Tuesday, July 6, 2010

The Effects of the Black Bile

Recently, someone said I was melancholic.  I have not been able to stop thinking about that statement since then.  If I were to define myself, the word "melancholy" or other similar words would not even enter into my thoughts.  In fact, I've always thought of myself as just the opposite.  Although I did not receive the "class clown" award, I was forever playing pranks, cracking jokes, and cutting up with my classmates.  I have been referred to, in the past, as both child-like and, the less complimentary "childish".  I have been told I don't know when to be serious.  Immature is another word that has cropped up throughout my lifetime.  But never, ever, have I been described as anything like morose, saturnine or melancholic.

But, as times change so do people and so too their personalities.  I started to pay attention to my general attitude, and even went back and re-read the blogs of the past few months.  I have to say that this person may be on to something.  My own sense of self seems to be stuck in the past; I have been defining myself as the person I used to be, but am no more.  I have been trying to figure out what changed, and why.
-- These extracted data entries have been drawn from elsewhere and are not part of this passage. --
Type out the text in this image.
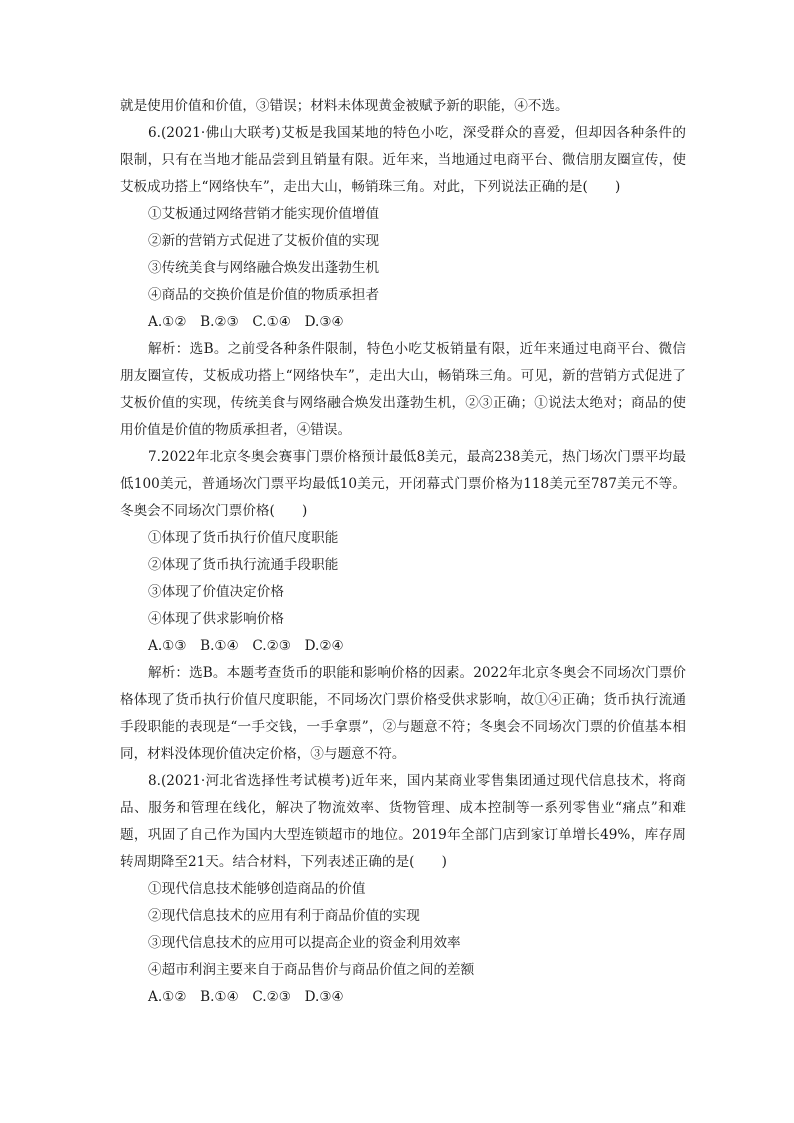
就是使用价值和价值，③错误；材料未体现黄金被赋予新的职能，④不选。

6.(2021·佛山大联考)艾板是我国某地的特色小吃，深受群众的喜爱，但却因各种条件的限制，只有在当地才能品尝到且销量有限。近年来，当地通过电商平台、微信朋友圈宣传，使艾板成功搭上“网络快车”，走出大山，畅销珠三角。对此，下列说法正确的是(　　)

①艾板通过网络营销才能实现价值增值

②新的营销方式促进了艾板价值的实现

③传统美食与网络融合焕发出蓬勃生机

④商品的交换价值是价值的物质承担者

A.①②　B.②③　C.①④　D.③④

解析：选B。之前受各种条件限制，特色小吃艾板销量有限，近年来通过电商平台、微信朋友圈宣传，艾板成功搭上“网络快车”，走出大山，畅销珠三角。可见，新的营销方式促进了艾板价值的实现，传统美食与网络融合焕发出蓬勃生机，②③正确；①说法太绝对；商品的使用价值是价值的物质承担者，④错误。

7.2022年北京冬奥会赛事门票价格预计最低8美元，最高238美元，热门场次门票平均最低100美元，普通场次门票平均最低10美元，开闭幕式门票价格为118美元至787美元不等。冬奥会不同场次门票价格(　　)

①体现了货币执行价值尺度职能

②体现了货币执行流通手段职能

③体现了价值决定价格

④体现了供求影响价格

A.①③　B.①④　C.②③　D.②④

解析：选B。本题考查货币的职能和影响价格的因素。2022年北京冬奥会不同场次门票价格体现了货币执行价值尺度职能，不同场次门票价格受供求影响，故①④正确；货币执行流通手段职能的表现是“一手交钱，一手拿票”，②与题意不符；冬奥会不同场次门票的价值基本相同，材料没体现价值决定价格，③与题意不符。

8.(2021·河北省选择性考试模考)近年来，国内某商业零售集团通过现代信息技术，将商品、服务和管理在线化，解决了物流效率、货物管理、成本控制等一系列零售业“痛点”和难题，巩固了自己作为国内大型连锁超市的地位。2019年全部门店到家订单增长49%，库存周转周期降至21天。结合材料，下列表述正确的是(　　)

①现代信息技术能够创造商品的价值

②现代信息技术的应用有利于商品价值的实现

③现代信息技术的应用可以提高企业的资金利用效率

④超市利润主要来自于商品售价与商品价值之间的差额

A.①②　B.①④　C.②③　D.③④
In the end, the answer came to me easily, once I began reflecting upon the past.  Everyone had childhood dreams.  Everyone had goals and ideas of what he or or she was going to do in life.  And, in a sense, the fulfillment of those dreams and goals may be, to our limited minds, the definition of happiness.  I had many such dreams and goals, just like any other person.  I can say that most of them remain unfulfilled.  I never had a family, I never attained my dream job.  I didn't get the Ph.D, and didn't end up living in the exotic locale.  My financial status is so far removed from my goal as a younger person that it is enough to make me laugh--not the sort of laughter that is merry and brings one out of a state of melancholy however; but rather, the cynical chuckle that acknowledges that having money will never be my lot in life.

I have been thinking a lot about why and how some folks actually do achieve their dreams and achieve the goals that they set out before them, and why some of us fail so miserably.  I cannot speak for anyone but myself though, and it seems that the answer is a lack of commitment, or maybe more specifically, a loss of fidelity.  My goals were all good in the sense that they weren't going to hurt people in the process of attaining them.  But yet, they were empty.  There was no substance behind them to make me really strive to reach the finish line.  I wanted a good job because I wanted a good job, not because there was some passion in me that had to be exercised.  I wanted money because I wanted to be able to do whatever I wanted, when I wanted, and not because of some desire, especially, to aid humanity with my philanthropy.  I wanted a family because it's what everyone wanted--I never reflected on any deeper meaning of what it means to be a wife and mother.  As for the advanced education--frankly, I just like being in school and studying and writing papers.

Why would anyone go out of their way, and suffer and sacrifice to achieve such empty, meaningless goals?  Someone who has such shallow aims has clearly not reflected on the deeper question of the meaning of life.  Many may argue that there is no answer to this question, but I, as a semi-faithful Catholic, know that there is an answer.

I say that failure to achieve may be the result of a loss of fidelity because I believe we were created for the purpose of loving God, both passively, as the receptor, but also actively, and in so doing, striving to reach the maximum potential that was instilled within us at creation.  If we compartmentalize, confining our expressions of faith and devotion to our Creator solely to one hour at church on Sunday, and do not acknowledge that this fidelity should be present at all times, expressed in all things we do, then we really have no choice but to fail in one way or another.  This type of failure is, then, clearly a result of a loss of fidelity.  And, unsurprisingly, this easily results in a life of aimless wandering, lethargy and, yes, melancholy.  The biggest failure then, is not in the lack of achieving the advanced degree or the money, or the job--clearly even the most faithful of persons sometimes suffer big failures.  It is in the inability, or perhaps, better put, the refusal, either willful or from pure laziness, to integrate faith in God into every aspect of life, so that each and every act, and each and every spoken word is a reflection of the love of God and acknowledgement of his love for us; which was borne out by the very act of creation.  There is no other way to truly know our self, and, therefore, our purpose, unless we know God.  And there is no way to know God except to spend time knowing Him.

I'm off to retreat in a few weeks.  I suspect I know what I'll be reflecting on.  It's too late for the family, the advanced degree and probably the money.  But  maybe it's not too late to discard the melancholy for something maybe just a little bit better.